Keeping the site up, even when it's down
One thing I'm working on currently, but don't yet have in place, is a mirror of the site on a cloud VPS, along with a form of dynamic DNS, so the domain 'www.pidramble.com' cuts over to the mirror server during outages.
The dynamic DNS configuration is the most pressing need, since my residential Internet connection does not have a static IP address. If my house IP changes, then I'll need to reconfigure the domain name's A records anyways. And if I build this setup in a flexible way, I can integrate with a service like Server Check.in and cutover to a mirrored site when the site's down!
Opening up any access from the outside world into your home network is tempting fate.

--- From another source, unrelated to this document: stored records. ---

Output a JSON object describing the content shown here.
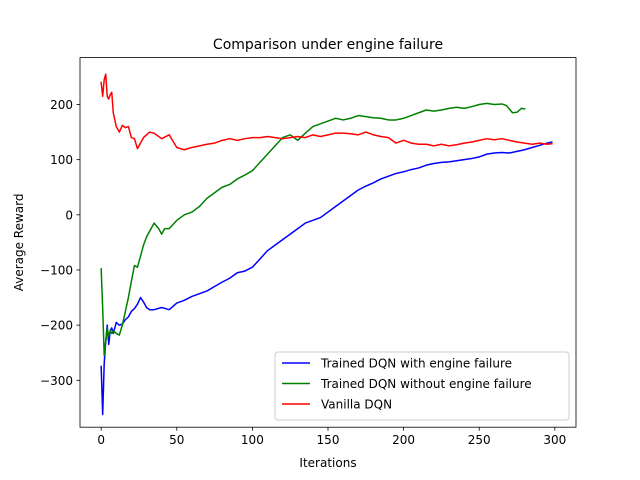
{
  "chart_data": {
    "type": "line",
    "title": "Comparison under engine failure",
    "xlabel": "Iterations",
    "ylabel": "Average Reward",
    "xlim": [
      -14,
      314
    ],
    "ylim": [
      -385,
      285
    ],
    "xticks": [
      0,
      50,
      100,
      150,
      200,
      250,
      300
    ],
    "yticks": [
      -300,
      -200,
      -100,
      0,
      100,
      200
    ],
    "grid": false,
    "legend_position": "lower-right",
    "series": [
      {
        "name": "Trained DQN with engine failure",
        "color": "#0000ff",
        "x": [
          0,
          1,
          2,
          3,
          4,
          5,
          6,
          7,
          8,
          10,
          12,
          14,
          16,
          18,
          20,
          22,
          24,
          26,
          28,
          30,
          32,
          35,
          40,
          45,
          50,
          55,
          60,
          65,
          70,
          75,
          80,
          85,
          90,
          95,
          100,
          105,
          110,
          115,
          120,
          125,
          130,
          135,
          140,
          145,
          150,
          155,
          160,
          165,
          170,
          175,
          180,
          185,
          190,
          195,
          200,
          205,
          210,
          215,
          220,
          225,
          230,
          235,
          240,
          245,
          250,
          255,
          260,
          265,
          270,
          275,
          280,
          285,
          290,
          295,
          298
        ],
        "y": [
          -275,
          -362,
          -270,
          -230,
          -200,
          -235,
          -210,
          -205,
          -215,
          -195,
          -200,
          -198,
          -190,
          -185,
          -175,
          -170,
          -162,
          -150,
          -158,
          -168,
          -172,
          -172,
          -168,
          -172,
          -160,
          -155,
          -148,
          -143,
          -138,
          -130,
          -122,
          -115,
          -105,
          -102,
          -95,
          -80,
          -65,
          -55,
          -45,
          -35,
          -25,
          -15,
          -10,
          -5,
          5,
          15,
          25,
          35,
          45,
          52,
          58,
          65,
          70,
          75,
          78,
          82,
          85,
          90,
          93,
          95,
          96,
          98,
          100,
          102,
          105,
          110,
          112,
          113,
          112,
          115,
          118,
          122,
          126,
          130,
          132
        ]
      },
      {
        "name": "Trained DQN without engine failure",
        "color": "#008000",
        "x": [
          0,
          1,
          2,
          3,
          4,
          5,
          6,
          7,
          8,
          10,
          12,
          14,
          16,
          18,
          20,
          22,
          24,
          26,
          28,
          30,
          32,
          35,
          38,
          40,
          42,
          45,
          50,
          55,
          60,
          65,
          70,
          75,
          80,
          85,
          90,
          95,
          100,
          105,
          110,
          115,
          120,
          125,
          130,
          135,
          140,
          145,
          150,
          155,
          160,
          165,
          170,
          175,
          180,
          185,
          190,
          195,
          200,
          205,
          210,
          215,
          220,
          225,
          230,
          235,
          240,
          245,
          250,
          255,
          260,
          265,
          268,
          272,
          275,
          278,
          280
        ],
        "y": [
          -98,
          -170,
          -255,
          -230,
          -205,
          -220,
          -210,
          -215,
          -210,
          -215,
          -218,
          -200,
          -175,
          -150,
          -120,
          -92,
          -95,
          -75,
          -55,
          -40,
          -30,
          -15,
          -25,
          -35,
          -25,
          -25,
          -10,
          0,
          5,
          15,
          30,
          40,
          50,
          55,
          65,
          72,
          80,
          95,
          110,
          125,
          140,
          145,
          135,
          148,
          160,
          165,
          170,
          175,
          172,
          175,
          180,
          178,
          176,
          175,
          172,
          172,
          175,
          180,
          185,
          190,
          188,
          190,
          193,
          195,
          193,
          196,
          200,
          202,
          200,
          201,
          198,
          185,
          186,
          193,
          192
        ]
      },
      {
        "name": "Vanilla DQN",
        "color": "#ff0000",
        "x": [
          0,
          1,
          2,
          3,
          4,
          5,
          6,
          7,
          8,
          10,
          12,
          14,
          16,
          18,
          20,
          22,
          24,
          26,
          28,
          30,
          32,
          35,
          40,
          45,
          50,
          55,
          60,
          65,
          70,
          75,
          80,
          85,
          90,
          95,
          100,
          105,
          110,
          115,
          120,
          125,
          130,
          135,
          140,
          145,
          150,
          155,
          160,
          165,
          170,
          175,
          180,
          185,
          190,
          195,
          200,
          205,
          210,
          215,
          220,
          225,
          230,
          235,
          240,
          245,
          250,
          255,
          260,
          265,
          270,
          275,
          280,
          285,
          290,
          295,
          298
        ],
        "y": [
          240,
          215,
          245,
          255,
          215,
          210,
          218,
          222,
          185,
          160,
          150,
          162,
          158,
          160,
          140,
          138,
          120,
          130,
          140,
          145,
          150,
          148,
          138,
          145,
          122,
          118,
          122,
          125,
          128,
          130,
          135,
          138,
          135,
          138,
          140,
          140,
          142,
          140,
          138,
          140,
          142,
          140,
          145,
          142,
          145,
          148,
          148,
          147,
          145,
          150,
          145,
          142,
          140,
          130,
          135,
          130,
          128,
          128,
          125,
          128,
          125,
          127,
          130,
          132,
          135,
          138,
          136,
          138,
          135,
          132,
          130,
          128,
          130,
          128,
          129
        ]
      }
    ]
  }
}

There are three basic things I'm doing to mitigate any disasters, in this regard:
- Severely limit traffic that gets through the NAT: I configured my network router to only allow traffic in on port 80, and only to one particular host on my network, which gets a static internal IP address that's mapped to its hardware MAC address.

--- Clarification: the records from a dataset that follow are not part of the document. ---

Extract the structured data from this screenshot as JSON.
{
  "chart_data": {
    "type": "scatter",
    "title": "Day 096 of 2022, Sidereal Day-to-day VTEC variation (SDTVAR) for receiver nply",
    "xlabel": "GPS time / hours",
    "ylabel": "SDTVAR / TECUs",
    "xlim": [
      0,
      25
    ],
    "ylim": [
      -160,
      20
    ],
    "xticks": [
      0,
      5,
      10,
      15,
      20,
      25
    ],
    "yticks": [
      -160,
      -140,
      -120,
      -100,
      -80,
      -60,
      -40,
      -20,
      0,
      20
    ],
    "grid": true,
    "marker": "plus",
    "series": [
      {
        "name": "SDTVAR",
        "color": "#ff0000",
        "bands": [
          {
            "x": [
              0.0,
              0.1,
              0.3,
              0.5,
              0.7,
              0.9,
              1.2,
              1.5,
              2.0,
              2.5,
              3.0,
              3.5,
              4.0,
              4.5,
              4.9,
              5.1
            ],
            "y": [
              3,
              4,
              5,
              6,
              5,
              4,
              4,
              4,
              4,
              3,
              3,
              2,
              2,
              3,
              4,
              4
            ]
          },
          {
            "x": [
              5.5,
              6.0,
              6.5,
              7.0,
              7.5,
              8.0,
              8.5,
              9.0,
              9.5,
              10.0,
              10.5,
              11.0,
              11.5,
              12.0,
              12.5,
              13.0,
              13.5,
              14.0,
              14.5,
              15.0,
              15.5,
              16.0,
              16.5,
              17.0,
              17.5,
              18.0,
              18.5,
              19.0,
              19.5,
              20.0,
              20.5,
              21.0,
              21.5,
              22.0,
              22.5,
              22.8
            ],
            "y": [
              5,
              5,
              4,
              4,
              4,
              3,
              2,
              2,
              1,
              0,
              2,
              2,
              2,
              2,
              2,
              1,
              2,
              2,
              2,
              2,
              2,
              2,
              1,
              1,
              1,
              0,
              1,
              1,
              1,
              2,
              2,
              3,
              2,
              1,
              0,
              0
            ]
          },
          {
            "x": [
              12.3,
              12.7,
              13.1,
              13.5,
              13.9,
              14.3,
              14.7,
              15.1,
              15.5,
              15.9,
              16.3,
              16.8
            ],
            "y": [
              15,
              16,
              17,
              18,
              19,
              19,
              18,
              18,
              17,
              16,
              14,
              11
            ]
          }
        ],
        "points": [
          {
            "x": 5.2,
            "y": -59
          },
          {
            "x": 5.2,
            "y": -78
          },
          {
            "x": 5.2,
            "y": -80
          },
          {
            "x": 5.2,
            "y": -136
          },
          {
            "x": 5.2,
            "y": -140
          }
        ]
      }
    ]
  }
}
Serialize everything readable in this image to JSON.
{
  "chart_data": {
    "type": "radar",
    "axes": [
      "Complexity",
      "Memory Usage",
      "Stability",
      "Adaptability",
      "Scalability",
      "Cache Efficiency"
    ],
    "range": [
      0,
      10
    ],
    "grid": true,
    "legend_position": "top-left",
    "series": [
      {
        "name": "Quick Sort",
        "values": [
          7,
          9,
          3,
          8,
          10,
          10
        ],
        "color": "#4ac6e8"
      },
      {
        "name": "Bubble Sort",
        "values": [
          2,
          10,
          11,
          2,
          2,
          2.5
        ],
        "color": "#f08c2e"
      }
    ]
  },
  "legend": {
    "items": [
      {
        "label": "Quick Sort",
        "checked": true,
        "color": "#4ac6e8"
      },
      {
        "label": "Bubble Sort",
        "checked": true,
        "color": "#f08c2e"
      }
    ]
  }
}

- Lock down the servers themselves: In addition to configuring firewalls on all devices on my network, and only installing the minimal set of packages required, I have the Raspberry Pis configured in such a way that someone would need to get full root access to the load balancer (which is the only device reachable from the outside world) to do anything remotely nasty.
- Try to not offend people: Seriously, this is probably the biggest risk for most sites today—if you offend some terrorist group or organization, or even some random guy who has some free time on his hands, he can take down your site in a bunch of different ways (even if not permanently). I usually keep a low profile, and don't do anything that would make me a target for a hack attempt (hopefully)!
All these points being made—no device that's connected to the Internet is ever 100% safe, this cluster of Raspberry Pis included! I am monitoring traffic and authorization attempts on the cluster of Pis, and have some munin monitoring enabled on other devices on my home network so I can generally see when strange things are happening.
Overcoming Bandwidth Limitations
With severely limited upstream bandwidth (I generally get 4-5 Mbps on a good day), and only ~100 Mbps downstream, every bit counts. Therefore I'm doing the following to conserve bandwidth usage (especially considering I also need to use the same shared bandwidth for my personal and work needs!):
- Host images and other 'heavy' resources, when possible, on external domains (so those requests don't need to be served through my home connection).
- Configure Nginx to gzip resources and send traffic in as efficient a manner as possible.
- Set caching correctly for all elements, so browsers (and potentially CDNs in the future) can cache content and static resources effectively. The fastest request possible is the one that's served from the end-user's browser cache!
I hope someday to get much, much better Internet upload speeds, as that's my biggest pain point. I don't do 'bundles' so I can't get something like AT&T U-verse with the higher upload speeds (but much slower download), and so far nobody offers fiber-to-the-home in this area of St. Louis :(
There are some other things that I can (and may someday) do to make this site even more reliable and highly available, like use a CDN like CloudFlare (edit: I'm not using CloudFlare!) to host a distributed cache. That way, even if the site goes down momentarily, most people will still see all the content. For the purposes of this site, and my own fun, that's a little like cheating, though. What's the fun in hosting a site in your house if 99% of the traffic never reaches your house?
I may also be able to get a secondary ISP and figure out a good way to either share bandwidth or configure a failover so the Dramble can serve traffic over either ISP's connection. This costs a bit of extra money, though, and would be a lot of hassle for a feature that I don't care about too much.